For many years, movie studios were the Los Angeles Public Library’s main culprits of book theft. Studios often sent assistants to the library to take books, causing the library to employ someone whose main job it was to repossess books that were not returned. The library also once employed a bookbinder whose job it was to bind reference materials. Now, rare and expensive books are sent to private restorers for this service. Librarians throw out easily replaceable books when they begin to fall apart. The Los Angeles Public Library was among the first to go online, in 1994. In 2015, the library’s website had 11 million hits. Some of its visitors were hackers, most of them based in China or Russia. Orlean asked Matthew Mattson, who supervises the system, why people would hack into a library’s web system. Mattson told her that were practicing to learn how to hack into more sophisticated systems.

Each day, most of Central Library’s 3.4 million photographs are scanned and posted online. These include photos from Ansel Adams, who arrived in Los Angeles in 1939 and began documenting the aerospace industry, and from African American photographer Roland [sic] Curtis, who photographed the city’s African American community in the 1950s and 1960s. Both photographers donated their archives to the library. The Valley Times, a newspaper that was published from 1940s to the 1970s, donated 45,000 images after it shut down. It will take four years to scan all of the former newspaper’s photos for the online database. Additionally, LA Resistance, an antiwar group that operated from 1967 to 1971, donated its posters, pictures, leaflets, and other materials to the library.

After leaving the Digitization Department, Orlean walked around the building. Shortly before she learned about the fire at Central Library, Orlean decided that she would stop writing books. Returning to the library helped her change her mind. She remembered how important the library was to her when she was little. The memories comforted Orlean, whose mother’s memory was slipping further away due to dementia. Orlean realized that she needed to write the book to retain the memory of libraries that she and her mother once shared. 

Chapters 5-8 Analysis

In this section, Orlean demystifies books, thereby undermining the rationale behind her obsession with book-buying, which she developed in her early adulthood. Her act of burning a copy of Fahrenheit 451 both gave her a sense of what it must have looked like to see so many books burn and combust on April 29, 1986 and disabused Orlean of the notion that books were too precious to be destroyed. Like any material thing, books are destructible and, therefore, vulnerable. If the library exists to shield books from vulnerability but, it, too, can be destroyed, this indicates that nothing—not even the objects we hold most dear—can be protected completely.

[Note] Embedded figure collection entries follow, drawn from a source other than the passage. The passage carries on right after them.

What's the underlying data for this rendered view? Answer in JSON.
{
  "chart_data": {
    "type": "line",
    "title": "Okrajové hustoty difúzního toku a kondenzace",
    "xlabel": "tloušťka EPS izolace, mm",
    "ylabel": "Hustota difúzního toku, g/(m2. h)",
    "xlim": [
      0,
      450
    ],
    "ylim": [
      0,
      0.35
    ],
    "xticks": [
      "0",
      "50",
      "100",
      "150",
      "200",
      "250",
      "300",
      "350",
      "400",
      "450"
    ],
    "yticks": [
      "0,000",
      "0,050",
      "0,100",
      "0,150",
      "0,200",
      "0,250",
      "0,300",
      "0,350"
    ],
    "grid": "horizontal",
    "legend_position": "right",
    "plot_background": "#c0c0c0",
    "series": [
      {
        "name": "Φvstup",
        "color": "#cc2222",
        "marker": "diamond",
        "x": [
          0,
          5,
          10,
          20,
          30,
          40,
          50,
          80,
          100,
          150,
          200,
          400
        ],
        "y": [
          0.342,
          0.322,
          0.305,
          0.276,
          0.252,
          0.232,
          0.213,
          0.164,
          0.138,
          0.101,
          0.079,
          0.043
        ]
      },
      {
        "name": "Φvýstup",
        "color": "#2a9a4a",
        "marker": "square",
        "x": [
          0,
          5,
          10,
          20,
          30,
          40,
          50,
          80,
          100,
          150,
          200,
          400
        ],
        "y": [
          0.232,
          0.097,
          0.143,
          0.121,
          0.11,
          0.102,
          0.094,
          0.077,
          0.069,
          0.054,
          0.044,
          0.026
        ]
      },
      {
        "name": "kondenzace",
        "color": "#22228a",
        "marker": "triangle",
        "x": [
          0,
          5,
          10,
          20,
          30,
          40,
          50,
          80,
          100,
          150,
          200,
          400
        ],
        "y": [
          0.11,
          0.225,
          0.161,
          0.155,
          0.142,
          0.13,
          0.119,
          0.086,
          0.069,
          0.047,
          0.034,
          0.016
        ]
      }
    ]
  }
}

Orlean also undermines the misconception that libraries are quiet, dull places in which little happens. In her exploration of the logistics of transporting books, Orlean exposes how the efficiency within libraries contrasts with the relative inefficiency of the city council that fails to fund basic amenities at the library. Her survey of the library’s staff demonstrates that there is also more diversity there than at many other public institutions.

The popularity of library books reveals both the public’s practical needs—tax-filing information, ideas for baby names—and its taste for salacious stories, such as Hollywood’s unsolved murders. Among the library’s needs is a necessity to transition from card catalogs to an online database. The library’s need to adapt its services to maintain its older materials—to hold on to its memory, that is—correlates with Orlean’s desire to remember what she once loved about the library. This is significant considering her mother’s descent into dementia. Orlean usually went to the library in her mother’s company and later reveals that, if her mother could have chosen any profession, she would have become a librarian.